# md devices being assembled before multipath [SOLVED]

## wildbug

I've recently installed a SAS2 disk array, and I'm having some issues bringing it up (correctly) on boot.

The root filesystem is on a RAID1 (motherboard SATA).  The new storage array is in a JBOD attached to two LSI HBAs.  multipath is used to map the two paths to one device, those multipath devices are assembled into four 9-disk RAID6 volumes which are part of an LVM2 volume group.  A single logical volume exists in this volume group and is formatted with XFS.

This works fine when assembled manually but doesn't come up correctly when rebooting.  The problem is that the md devices start before the multipath devices are created; AFAICT multipath fails because the devices are already in use by md.

I've turned off md autodetect in the kernel, and I edited the "before" line in /etc/init.d/multipath to include mdraid.  The root device is assembled with a "md=127,/dev/sda1,/dev/sdb1" kernel parameter in grub.conf.

You can see that the md devices are already assembled when /etc/init.d/mdraid is run.  Here's an excerpt from /var/log/rc.log:

```
rc boot logging started at Fri Jul 22 19:50:01 2011

 * Setting system clock using the hardware clock [UTC] ... [ ok ]

 * Loading module dm_multipath ... [ ok ]

 * Autoloaded 1 module(s)

 * Activating Multipath devices ... [ ok ]

 * Starting up RAID devices ...

mdadm: /dev/md10 is already in use.

mdadm: /dev/md11 is already in use.

mdadm: /dev/md12 is already in use.

mdadm: /dev/md/126 is already in use.

 [ !! ]

 * Setting up the Logical Volume Manager ... [ ok ]

 * Checking local filesystems  ...

/sbin/fsck.xfs: XFS file system.

/sbin/fsck.xfs: UUID=a5c7abf9-d2bc-4d30-bf08-df08215c48c1 does not exist

/sbin/fsck.xfs: XFS file system.

 * Operational error

 [ !! ]

(...continues)
```

In dmesg I can see "md: bind<sd*>" lines interspersed between the SCSI discoveries.  Excerpt:

```
[   17.230502] scsi 6:0:26:0: Direct-Access     SEAGATE  ST32000444SS     0006 PQ: 0 ANSI: 5

[   17.230508] scsi 6:0:26:0: SSP: handle(0x0025), sas_addr(0x5000c50033f6f6ce), phy(14), device_name(0x00c50050cef6f633)

[   17.230511] scsi 6:0:26:0: SSP: enclosure_logical_id(0x500304800000007f), slot(6)

[   17.230515] scsi 6:0:26:0: qdepth(254), tagged(1), simple(0), ordered(0), scsi_level(6), cmd_que(1)

[   17.231283] sd 6:0:23:0: [sdax] Attached SCSI disk

[   17.231454] sd 6:0:25:0: [sdaz] Write cache: enabled, read cache: enabled, supports DPO and FUA

[   17.232243]  sday: unknown partition table

[   17.232835] sd 6:0:26:0: [sdba] 3907029168 512-byte logical blocks: (2.00 TB/1.81 TiB)

[   17.233159] sd 6:0:26:0: Attached scsi generic sg54 type 0

[   17.234782] sd 6:0:26:0: [sdba] Write Protect is off

[   17.234785] sd 6:0:26:0: [sdba] Mode Sense: d7 00 10 08

[   17.235817] md: bind<sdi>

```

Later in the dmesg output md assembles its devices despite having autoassemble turned off both in the kernel and on the kernel boot line.  What gives?Last edited by wildbug on Fri Mar 01, 2013 5:39 pm; edited 1 time in total

----------

## wildbug

udev's doing this, isn't it?

```
# rc-update show sysinit

                devfs | sysinit

                dmesg | sysinit

                 udev | sysinit

# find /lib64/udev -name "*md*"

/lib64/udev/rules.d/64-md-raid.rules
```

----------

## NeddySeagoon

wildbug,

Kernel auto assembly works with raid superblocks version 0.90 only.
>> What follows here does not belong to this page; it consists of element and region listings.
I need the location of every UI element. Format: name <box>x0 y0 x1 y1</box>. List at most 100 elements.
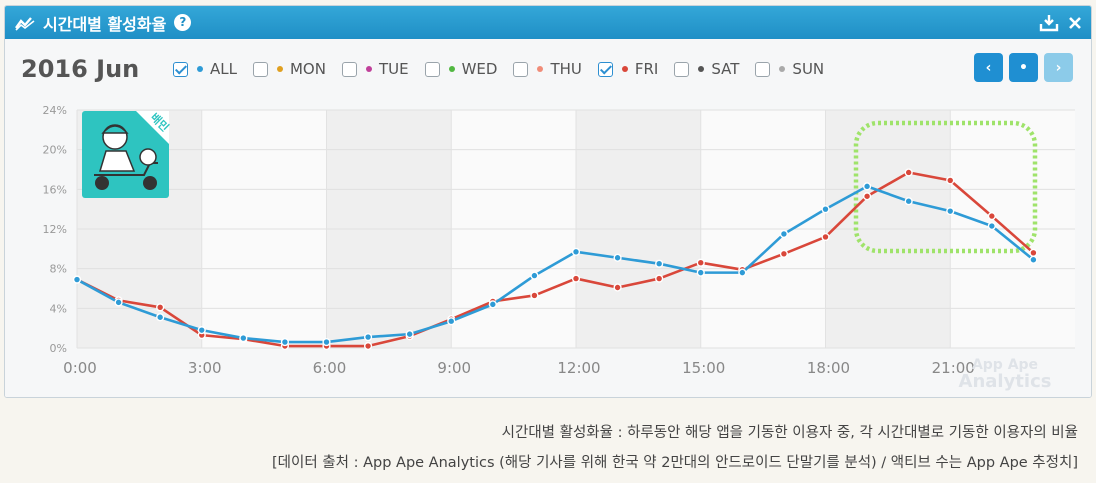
series-color-dot <box>448 66 455 72</box>
data-point-all <box>363 332 373 342</box>
rider-body <box>98 150 136 172</box>
data-point-all <box>821 205 830 214</box>
data-point-all <box>156 313 165 322</box>
scooter-wheel <box>143 176 157 190</box>
data-point-all <box>696 268 705 277</box>
help-icon[interactable]: ? <box>174 14 192 31</box>
y-tick-label: 4% <box>50 302 67 315</box>
checkbox-wed[interactable] <box>424 61 440 77</box>
data-point-fri <box>821 232 830 242</box>
checkbox-all[interactable] <box>173 61 188 77</box>
data-point-all <box>862 182 872 191</box>
data-point-fri <box>655 274 664 283</box>
x-tick-label: 15:00 <box>682 359 725 377</box>
data-point-all <box>613 253 622 262</box>
filter-tue[interactable]: TUE <box>341 60 409 78</box>
download-icon[interactable] <box>1039 14 1059 32</box>
next-button[interactable]: › <box>1044 53 1073 82</box>
data-point-all <box>987 221 996 231</box>
filter-label: THU <box>550 60 582 78</box>
scooter-box <box>139 148 157 166</box>
rider-helmet <box>101 125 129 134</box>
data-point-fri <box>904 168 913 177</box>
filter-label: TUE <box>378 60 409 78</box>
data-point-all <box>447 317 456 326</box>
chart-panel: 시간대별 활성화율 ? 0% 4% 8% 12% 16% 20% 24% 0:00 3:00 6:… <box>4 5 1092 398</box>
data-point-fri <box>613 283 622 292</box>
data-point-all <box>405 330 414 339</box>
data-point-all <box>738 268 747 277</box>
data-point-all <box>571 247 581 256</box>
filter-thu[interactable]: THU <box>513 60 582 78</box>
series-line-fri <box>76 171 1035 348</box>
data-point-fri <box>1029 248 1038 257</box>
checkbox-tue[interactable] <box>341 61 357 77</box>
filter-fri[interactable]: FRI <box>597 60 659 78</box>
filter-label: ALL <box>210 60 237 78</box>
y-tick-label: 16% <box>43 183 67 196</box>
filter-mon[interactable]: MON <box>252 60 326 78</box>
x-tick-label: 3:00 <box>188 359 222 377</box>
caption-line-1: 시간대별 활성화율 : 하루동안 해당 앱을 기동한 이용자 중, 각 시간대별… <box>501 425 1078 441</box>
data-point-fri <box>363 341 373 351</box>
x-tick-label: 9:00 <box>437 359 471 377</box>
y-tick-label: 24% <box>43 104 67 117</box>
highlight-box <box>853 120 1038 254</box>
current-button[interactable]: • <box>1009 53 1038 82</box>
caption-line-2: [데이터 출처 : App Ape Analytics (해당 기사를 위해 한… <box>272 455 1078 471</box>
data-point-fri <box>862 192 872 201</box>
x-tick-label: 21:00 <box>932 359 975 377</box>
filter-all[interactable]: ALL <box>173 60 237 78</box>
data-point-fri <box>987 212 996 221</box>
series-line-all <box>76 185 1035 344</box>
close-icon[interactable] <box>1069 16 1081 29</box>
data-point-all <box>530 271 539 280</box>
watermark-line-1: App Ape <box>972 357 1038 373</box>
checkbox-sat[interactable] <box>674 61 690 77</box>
y-tick-label: 12% <box>43 223 67 236</box>
data-point-all <box>904 197 913 206</box>
series-color-dot <box>621 66 628 72</box>
checkbox-mon[interactable] <box>252 61 268 77</box>
data-point-fri <box>571 274 581 283</box>
filter-sat[interactable]: SAT <box>674 60 739 78</box>
data-point-all <box>779 229 789 239</box>
filter-label: SUN <box>792 60 825 78</box>
series-color-dot <box>197 66 203 72</box>
filter-sun[interactable]: SUN <box>755 60 824 78</box>
y-tick-label: 0% <box>50 342 67 355</box>
prev-button[interactable]: ‹ <box>974 53 1003 82</box>
data-point-all <box>72 275 82 284</box>
checkbox-thu[interactable] <box>513 61 529 77</box>
checkbox-sun[interactable] <box>755 61 771 77</box>
data-point-fri <box>156 303 165 312</box>
watermark-line-2: Analytics <box>959 371 1052 392</box>
data-point-all <box>239 333 248 343</box>
data-point-all <box>655 259 664 268</box>
series-color-dot <box>779 66 786 72</box>
period-nav: ‹ • › <box>974 53 1073 82</box>
series-color-dot <box>365 66 372 72</box>
month-label: 2016 Jun <box>21 55 140 83</box>
x-tick-label: 6:00 <box>313 359 347 377</box>
data-point-all <box>946 207 955 216</box>
data-point-all <box>322 337 331 347</box>
app-icon-ribbon <box>136 111 169 144</box>
panel-body: 0% 4% 8% 12% 16% 20% 24% 0:00 3:00 6:00 9:00 12:00 1… <box>5 39 1091 397</box>
y-tick-label: 8% <box>50 263 67 276</box>
panel-header: 시간대별 활성화율 ? <box>5 6 1091 39</box>
x-tick-label: 18:00 <box>807 359 850 377</box>
day-filters: ALL MON TUE WED THU FRI SAT SUN <box>173 60 840 78</box>
series-color-dot <box>698 66 705 72</box>
data-point-fri <box>696 258 705 267</box>
y-tick-label: 20% <box>43 144 67 157</box>
filter-label: FRI <box>634 60 659 78</box>
checkbox-fri[interactable] <box>597 61 613 77</box>
line-chart: 0% 4% 8% 12% 16% 20% 24% 0:00 3:00 6:00 9:00 12:00 1… <box>43 104 1075 392</box>
panel-title: 시간대별 활성화율 <box>43 14 167 34</box>
data-point-all <box>488 300 497 309</box>
data-point-all <box>114 298 123 307</box>
filter-wed[interactable]: WED <box>424 60 497 78</box>
filter-label: MON <box>289 60 326 78</box>
data-point-all <box>197 326 206 335</box>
Thats not been the default for about 6 months now.

That change has caused a lot of people who were expecting raid auto assembly to just work issues.
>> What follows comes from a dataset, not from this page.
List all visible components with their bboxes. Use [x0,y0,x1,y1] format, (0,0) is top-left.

What version raid suberblocsl do you have ?

Try 

```
$ sudo /sbin/mdadm -E /dev/sda1

Password: 

/dev/sda1:

          Magic : a92b4efc

        Version : 0.90.00

           UUID : 9392926d:64086e7a:86638283:4138a597

  Creation Time : Sat Apr 11 16:34:40 2009

     Raid Level : raid1

{snip]
```

on one of the volumes that you donate to raid. I would expect your version to be 1.2, in which case your raid sets must be being assembled by mdadm somewhere.
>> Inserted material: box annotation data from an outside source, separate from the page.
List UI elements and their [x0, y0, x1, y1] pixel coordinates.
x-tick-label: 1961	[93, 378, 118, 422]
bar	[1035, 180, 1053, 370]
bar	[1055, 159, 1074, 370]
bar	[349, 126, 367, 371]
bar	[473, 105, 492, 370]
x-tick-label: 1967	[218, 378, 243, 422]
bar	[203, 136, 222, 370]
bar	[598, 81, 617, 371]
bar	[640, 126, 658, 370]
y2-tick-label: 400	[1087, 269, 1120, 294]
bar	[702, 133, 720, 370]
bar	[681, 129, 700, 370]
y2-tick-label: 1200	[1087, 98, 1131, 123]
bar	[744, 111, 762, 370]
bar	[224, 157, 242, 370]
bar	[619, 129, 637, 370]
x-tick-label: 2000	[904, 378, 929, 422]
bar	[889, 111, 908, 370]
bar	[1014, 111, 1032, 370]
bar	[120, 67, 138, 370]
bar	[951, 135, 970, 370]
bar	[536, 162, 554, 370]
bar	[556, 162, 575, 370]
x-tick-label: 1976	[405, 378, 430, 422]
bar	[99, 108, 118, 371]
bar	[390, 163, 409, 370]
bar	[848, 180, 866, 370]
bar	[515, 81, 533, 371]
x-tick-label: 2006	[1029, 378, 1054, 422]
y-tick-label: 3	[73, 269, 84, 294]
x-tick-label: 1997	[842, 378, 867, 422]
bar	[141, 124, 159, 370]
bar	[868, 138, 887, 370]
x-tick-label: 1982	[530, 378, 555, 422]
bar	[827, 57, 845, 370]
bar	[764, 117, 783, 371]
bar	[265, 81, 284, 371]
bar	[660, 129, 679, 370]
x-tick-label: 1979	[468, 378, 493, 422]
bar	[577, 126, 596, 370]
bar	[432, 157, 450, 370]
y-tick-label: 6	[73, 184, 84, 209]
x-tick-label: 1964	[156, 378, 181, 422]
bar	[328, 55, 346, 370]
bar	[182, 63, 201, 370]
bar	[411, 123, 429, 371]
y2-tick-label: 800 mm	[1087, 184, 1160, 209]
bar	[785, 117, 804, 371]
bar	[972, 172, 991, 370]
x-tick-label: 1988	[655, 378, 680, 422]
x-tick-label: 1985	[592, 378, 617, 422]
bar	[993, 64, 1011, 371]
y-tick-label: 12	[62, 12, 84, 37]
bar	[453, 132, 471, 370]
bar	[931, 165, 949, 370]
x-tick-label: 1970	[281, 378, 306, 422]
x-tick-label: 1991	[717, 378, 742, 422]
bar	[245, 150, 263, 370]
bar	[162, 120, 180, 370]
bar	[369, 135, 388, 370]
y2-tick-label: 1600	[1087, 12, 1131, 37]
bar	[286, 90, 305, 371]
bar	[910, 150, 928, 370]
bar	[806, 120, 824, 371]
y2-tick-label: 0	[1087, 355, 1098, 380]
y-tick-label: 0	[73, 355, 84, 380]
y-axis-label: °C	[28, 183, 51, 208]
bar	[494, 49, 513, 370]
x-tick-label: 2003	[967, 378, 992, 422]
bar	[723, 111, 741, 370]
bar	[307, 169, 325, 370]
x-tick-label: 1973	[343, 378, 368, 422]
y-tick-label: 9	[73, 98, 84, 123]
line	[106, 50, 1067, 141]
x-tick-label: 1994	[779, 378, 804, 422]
Kernel auto assembly looks like this in dmesg

```
[    2.380529] md: Waiting for all devices to be available before autodetect

[    2.380874] md: If you don't use raid, use raid=noautodetect

[    2.381485] md: Autodetecting RAID arrays.

[    2.503208] md: Scanned 12 and added 12 devices.

[    2.504567] md: autorun ...

[snip]
```

----------

## wildbug

Neddy, thanks for the reply, but despite my erroneous reply (and subsequent retraction) in the other thread, I realize that autoassemble only works for 0.90 superblocks.  In fact it was my experience described above that made me think that autoassemble was working despite non-0.90 superblocks.  However, the root device DOES have v0.90 superblocks and has been autoassembling correctly for months now.  But with the recent addition of devices that require multipath to be active before md, I've intentionally turned off autodetect and just added a kernel parameter to assemble the root device (as detailed in my OP).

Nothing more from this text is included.